The median time on ART was 86.4 months (interquartile range [IQR], 44.8-130.2 months), with a median CD4 count of 311 cells/mm3 (IQR, 197-484 cells/mm3) at ART commencement. About 378 (88.3%) of 414 (68.2%) samples with unsuppressed VL were genotyped. HIVDR mutations comprised 347 (90.4%) non-nucleoside reverse transcriptase inhibitor (NNRTI), 291 (75.5%) NRTI, and 13 (3.5%) protease inhibitor (PI) resistance-associated mutations. For NRTIs, the most prevalent HIVDR mutations were K65R (22.7%), M184V (15.4%), and D67N (9.8%), whereas for NNRTIs, the most common were K103N (34.4%) and Y181C/I/V/YC (7%). For NRTI resistance, current ART regimens of zidovudine + lamivudine + nevirapine (aOR, 3.333 [95% CI: 1.022-10.870]; P=0.046), tenofovir + emtricitabine + nevirapine (aOR, 0.148 [95% CI: 0.028-0.779]; P=0.025), zidovudine + lamivudine + efavirenz (aOR, 0.105 [95% CI: 0.016–0.693]; P=0.020) and zidovudine + lamivudine + nevirapine (aOR, 0.259 [95% CI: 0.084–0.793]; P=0.019) for NNRTI resistance. NRTI resistance (aOR, 2.53 [95% CI: 1.198-5.356]; P=0.016) and NNRTI resistance (aOR, 3.23 [95% CI: 1.435-7.278], P=0.005) were related with a history of ever altering ART regimen.

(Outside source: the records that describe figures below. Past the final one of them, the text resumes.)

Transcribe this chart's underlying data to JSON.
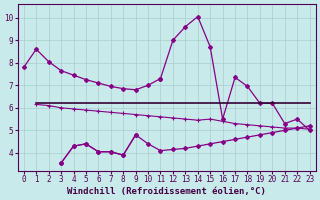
{
  "line1_x": [
    0,
    1,
    2,
    3,
    4,
    5,
    6,
    7,
    8,
    9,
    10,
    11
  ],
  "line1_y": [
    7.8,
    8.6,
    8.05,
    7.65,
    7.45,
    7.25,
    7.1,
    6.95,
    6.85,
    6.8,
    7.0,
    7.3
  ],
  "line2_x": [
    11,
    12,
    13,
    14,
    15,
    16,
    17,
    18,
    19,
    20,
    21,
    22,
    23
  ],
  "line2_y": [
    7.3,
    9.0,
    9.6,
    10.05,
    8.7,
    5.5,
    7.35,
    6.95,
    6.2,
    6.2,
    5.3,
    5.5,
    5.0
  ],
  "line3_x": [
    1,
    23
  ],
  "line3_y": [
    6.2,
    6.2
  ],
  "line4_x": [
    1,
    2,
    3,
    4,
    5,
    6,
    7,
    8,
    9,
    10,
    11,
    12,
    13,
    14,
    15,
    16,
    17,
    18,
    19,
    20,
    21,
    22,
    23
  ],
  "line4_y": [
    6.15,
    6.1,
    6.0,
    5.95,
    5.9,
    5.85,
    5.8,
    5.75,
    5.7,
    5.65,
    5.6,
    5.55,
    5.5,
    5.45,
    5.5,
    5.4,
    5.3,
    5.25,
    5.2,
    5.15,
    5.1,
    5.1,
    5.05
  ],
  "line5_x": [
    3,
    4,
    5,
    6,
    7,
    8,
    9,
    10,
    11,
    12,
    13,
    14,
    15,
    16,
    17,
    18,
    19,
    20,
    21,
    22,
    23
  ],
  "line5_y": [
    3.55,
    4.3,
    4.4,
    4.05,
    4.05,
    3.9,
    4.8,
    4.4,
    4.1,
    4.15,
    4.2,
    4.3,
    4.4,
    4.5,
    4.6,
    4.7,
    4.8,
    4.9,
    5.0,
    5.1,
    5.2
  ],
  "line5b_x": [
    3,
    4,
    5,
    6,
    7,
    8,
    9
  ],
  "line5b_y": [
    3.55,
    4.3,
    4.4,
    4.05,
    4.05,
    3.9,
    4.8
  ],
  "line_color": "#880088",
  "bg_color": "#c8eaea",
  "grid_color": "#aacccc",
  "xlabel": "Windchill (Refroidissement éolien,°C)",
  "xlim": [
    -0.5,
    23.5
  ],
  "ylim": [
    3.2,
    10.6
  ],
  "yticks": [
    4,
    5,
    6,
    7,
    8,
    9,
    10
  ],
  "xticks": [
    0,
    1,
    2,
    3,
    4,
    5,
    6,
    7,
    8,
    9,
    10,
    11,
    12,
    13,
    14,
    15,
    16,
    17,
    18,
    19,
    20,
    21,
    22,
    23
  ],
  "tick_fontsize": 5.5,
  "xlabel_fontsize": 6.5
}
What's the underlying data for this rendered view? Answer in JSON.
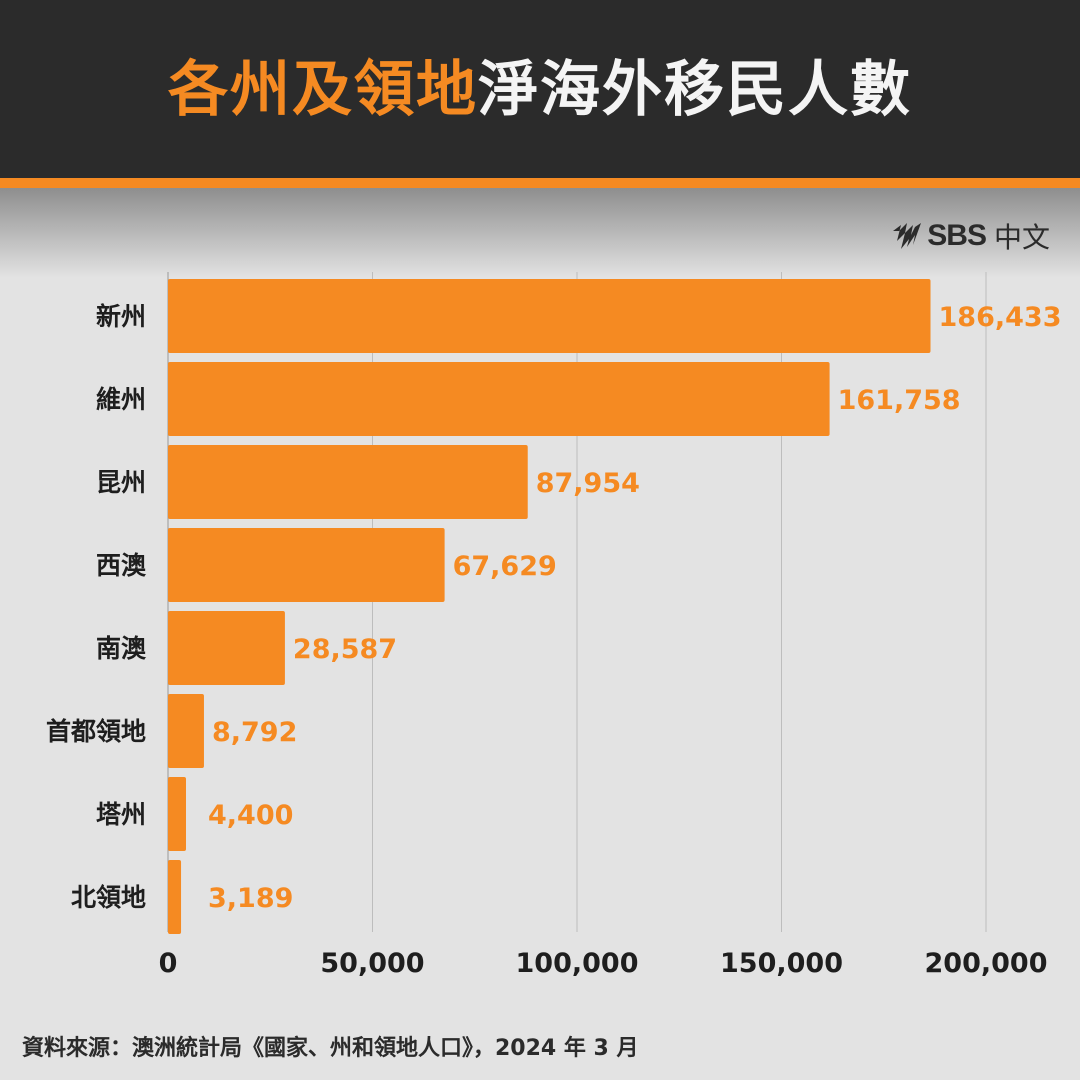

Patients who failed to unsuppressed VL had a significant incidence of acquired HIV drug resistance (HIVDR), which was linked to both their current ART regimen and whether they had previously switched ART regimens. The results of the study support the current WHO recommendations that patients on an NNRTI-based regimen be switched based on a single viral load test. They also suggest that national HIV VL monitoring of ART patients has prevented long-term treatment failure that would have led to the accumulation of TAMs and potential loss of efficacy of all NRTI used in second-line ART as the foundation in combination with either raltegravir or boosted PIs.